Yasuyuki Kihara wins a dream award - Sanford Burnham Prebys
Institute News

Yasuyuki Kihara wins a dream award

AuthorMiles Martin
Date

November 9, 2022

And he’s had his eye on it for more than a decade.

Research Assistant Professor Yasuyuki Kihara, PhD, has won an Eicosanoid Research Foundation (ERF) Young Investigator Award, which is presented every other year to three early-career faculty researchers who have made breakthroughs in the field of bioactive lipids.

The award may not come with a cash prize, but for Kihara, this prize is priceless. 

“The first time I applied for this award was around 2009, and I’ve applied several times since then,” he says. “This has been many years in the making, and I’m incredibly honored to receive this award.”

Kihara is the first Sanford Burnham Prebys scientist to win this award for research completed at the Institute. Assistant Professor Victoria Blaho, PhD, also received the award in 2007, before becoming a Sanford Burnham Prebys faculty member in 2019. 
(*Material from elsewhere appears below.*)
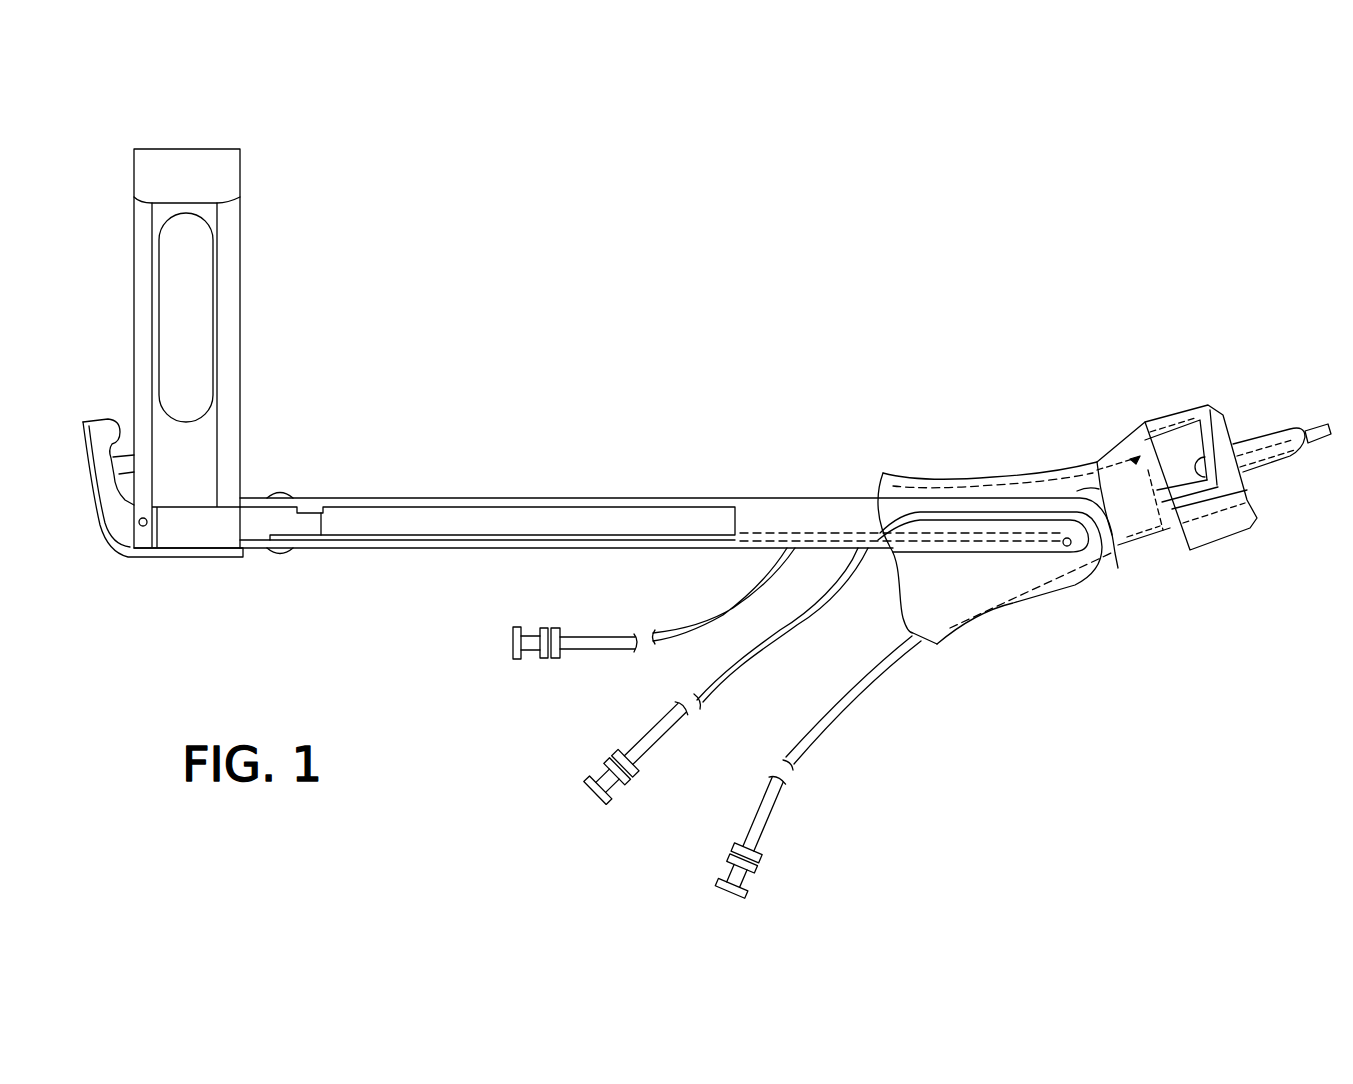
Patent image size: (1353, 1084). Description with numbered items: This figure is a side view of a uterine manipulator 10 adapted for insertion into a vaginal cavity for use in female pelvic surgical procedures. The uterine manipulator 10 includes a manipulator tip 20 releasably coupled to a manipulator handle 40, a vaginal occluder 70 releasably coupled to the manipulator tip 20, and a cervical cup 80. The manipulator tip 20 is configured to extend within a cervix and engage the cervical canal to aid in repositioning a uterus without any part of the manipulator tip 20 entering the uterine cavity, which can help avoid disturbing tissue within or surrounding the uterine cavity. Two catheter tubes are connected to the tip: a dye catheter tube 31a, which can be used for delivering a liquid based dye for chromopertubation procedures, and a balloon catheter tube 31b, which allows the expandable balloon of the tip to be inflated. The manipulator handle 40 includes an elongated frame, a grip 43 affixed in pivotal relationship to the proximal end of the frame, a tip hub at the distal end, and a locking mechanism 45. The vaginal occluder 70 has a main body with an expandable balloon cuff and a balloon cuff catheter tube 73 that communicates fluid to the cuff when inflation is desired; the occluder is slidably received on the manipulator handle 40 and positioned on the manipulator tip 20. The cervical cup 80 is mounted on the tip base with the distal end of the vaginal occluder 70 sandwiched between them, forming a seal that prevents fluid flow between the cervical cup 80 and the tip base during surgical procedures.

Applying bioactive lipids to multiple sclerosis: Kihara’s prize-winning research

Kihara has devoted his scientific career of more than 20 years to studying bioactive lipids, a broad group of molecules that cells use to communicate and to control their activities. Some of the most well-known examples of bioactive lipids are the hormones testosterone and estrogen, but there are countless other examples in different parts of the body as well.

“Bioactive lipids are involved in signaling in every cell of every organism,” says Kihara. “Lipids are essential for life, and I’m not sure I could even imagine a biological process or a pathway that doesn’t involve a lipid at some step.”

Kihara’s work focuses on multiple sclerosis (MS), a potentially disabling disease of the brain and spinal cord that affects the brain’s ability to communicate with the rest of the body. MS occurs when protective structures in our neurons, called myelin sheaths, become damaged.

“Losing this myelin makes it much more difficult for the brain to send signals to other parts of the body,” says Kihara. “This causes a wide range of symptoms that can be debilitating for the people living with this disease.” 

In 2010, FDA-approved an oral drug for MS called fingolimod. Fingolimod has a chemical structure that resembles a bioactive lipid, and Kihara has teamed up with Professor Jerold Chun, MD, PhD, to study how this drug works at the molecular level to explore whether there may be other ways to leverage bioactive lipids against MS.

“We believe that cellular signaling pathways and the bioactive lipids that control them may have a more complicated role in MS than is currently understood,” says Kihara. “Studying these molecules at this fundamental level will help reveal new ways of treating the disease.”